The Ulster farming community is to be remembered in Presbyterian pulpits this Sunday as it copes with the aftermath of a very severe winter.
As farmers continue to face increased pressures following the above average wet winter weather, the Irish Presbyterian Moderator the Rev Dr Noble McNeely has written to ministers asking them to remember farming communities in prayer at Sunday’s church services.
In his letter, Dr McNeely says; “On travelling around the country, I have been made acutely aware of the critical situation farmers have been experiencing. The above average wet weather has been particularly prolonged and has led to grave circumstances for farmers.

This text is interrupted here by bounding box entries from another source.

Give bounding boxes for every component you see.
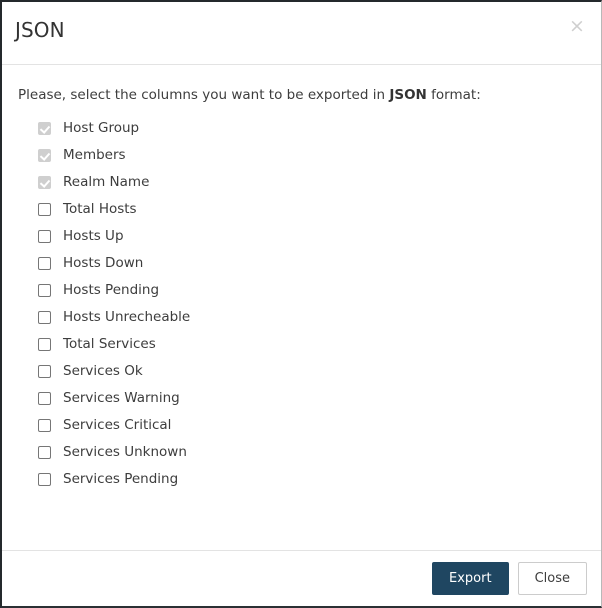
column-row[interactable]: Total Hosts [18, 196, 438, 223]
column-label: Services Critical [63, 416, 172, 433]
column-label: Members [63, 146, 126, 163]
column-label: Services Ok [63, 362, 143, 379]
column-row[interactable]: Realm Name [18, 169, 438, 196]
column-checkbox[interactable] [38, 311, 51, 324]
column-row[interactable]: Members [18, 142, 438, 169]
page-title: JSON [15, 18, 65, 42]
column-label: Services Pending [63, 470, 179, 487]
column-label: Services Unknown [63, 443, 187, 460]
modal-footer: Export Close [2, 550, 601, 606]
column-checkbox[interactable] [38, 419, 51, 432]
column-checkbox[interactable] [38, 473, 51, 486]
column-row[interactable]: Hosts Unrecheable [18, 304, 438, 331]
column-label: Hosts Pending [63, 281, 160, 298]
column-checkbox [38, 176, 51, 189]
column-row[interactable]: Services Warning [18, 385, 438, 412]
column-row[interactable]: Hosts Pending [18, 277, 438, 304]
column-label: Services Warning [63, 389, 180, 406]
column-row[interactable]: Services Ok [18, 358, 438, 385]
column-row[interactable]: Total Services [18, 331, 438, 358]
close-button[interactable]: Close [517, 562, 587, 595]
column-row[interactable]: Hosts Down [18, 250, 438, 277]
instruction-text: Please, select the columns you want to b… [18, 86, 481, 105]
modal-body: Please, select the columns you want to b… [2, 65, 601, 550]
column-checkbox[interactable] [38, 446, 51, 459]
instruction-suffix: format: [426, 87, 481, 103]
column-row[interactable]: Services Pending [18, 466, 438, 493]
column-checkbox[interactable] [38, 284, 51, 297]
column-row[interactable]: Host Group [18, 115, 438, 142]
column-checkbox[interactable] [38, 392, 51, 405]
close-icon[interactable]: × [565, 14, 589, 38]
instruction-prefix: Please, select the columns you want to b… [18, 87, 390, 103]
column-row[interactable]: Services Unknown [18, 439, 438, 466]
column-label: Hosts Up [63, 227, 124, 244]
modal-header: JSON × [2, 2, 601, 65]
column-label: Total Services [63, 335, 156, 352]
column-row[interactable]: Hosts Up [18, 223, 438, 250]
column-label: Host Group [63, 119, 140, 136]
column-checkbox[interactable] [38, 257, 51, 270]
instruction-format: JSON [389, 87, 427, 103]
column-checkbox[interactable] [38, 203, 51, 216]
column-label: Hosts Down [63, 254, 144, 271]
column-checkbox[interactable] [38, 230, 51, 243]
column-label: Hosts Unrecheable [63, 308, 191, 325]
column-checkbox [38, 122, 51, 135]
column-checkbox[interactable] [38, 365, 51, 378]
column-label: Realm Name [63, 173, 150, 190]
column-checkbox [38, 149, 51, 162]
export-button[interactable]: Export [432, 562, 509, 595]
column-checkbox-list: Host Group Members Realm Name Total Hosts Ho… [18, 115, 438, 493]
column-checkbox[interactable] [38, 338, 51, 351]
column-row[interactable]: Services Critical [18, 412, 438, 439]
json-export-modal: JSON × Please, select the columns you wa… [0, 0, 602, 608]
column-label: Total Hosts [63, 200, 137, 217]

“Currently, farmers are feeling pressure due to livestock difficulties and the crisis related to a resulting fodder situation. The weather over coming days will affect availability of fodder and whether the situation improves, or becomes more critical.”
Dr McNeely adds: “Having been in contact with farmers’ representatives, like the Ulster Farmers’ Church, they tell me that the prolonged period of wet weather has put major pressure on farmers.
“For example, cattle have been housed for much longer than expected, silage making last autumn was difficult and a period of low temperatures has also contributed to slow growing conditions for grass. Livestock feed bills have also increased and growth of winter crops has been affected, which has meant delay in planting spring crops.”
Presbyterian church ministers will pray specifically for the following this Sunday:
* For improved weather and the drying out of water-saturated land.
* For conditions that will improve fodder and enable sowing of spring crops.
* For farmers and families currently coping with the physical and mental demands.
* For farmers and families in our congregations to be steadfast in faith and know the assurance and enabling of the Holy Spirit.
A large number of Presbyterian congregations are rural-based, with a strong farming community input.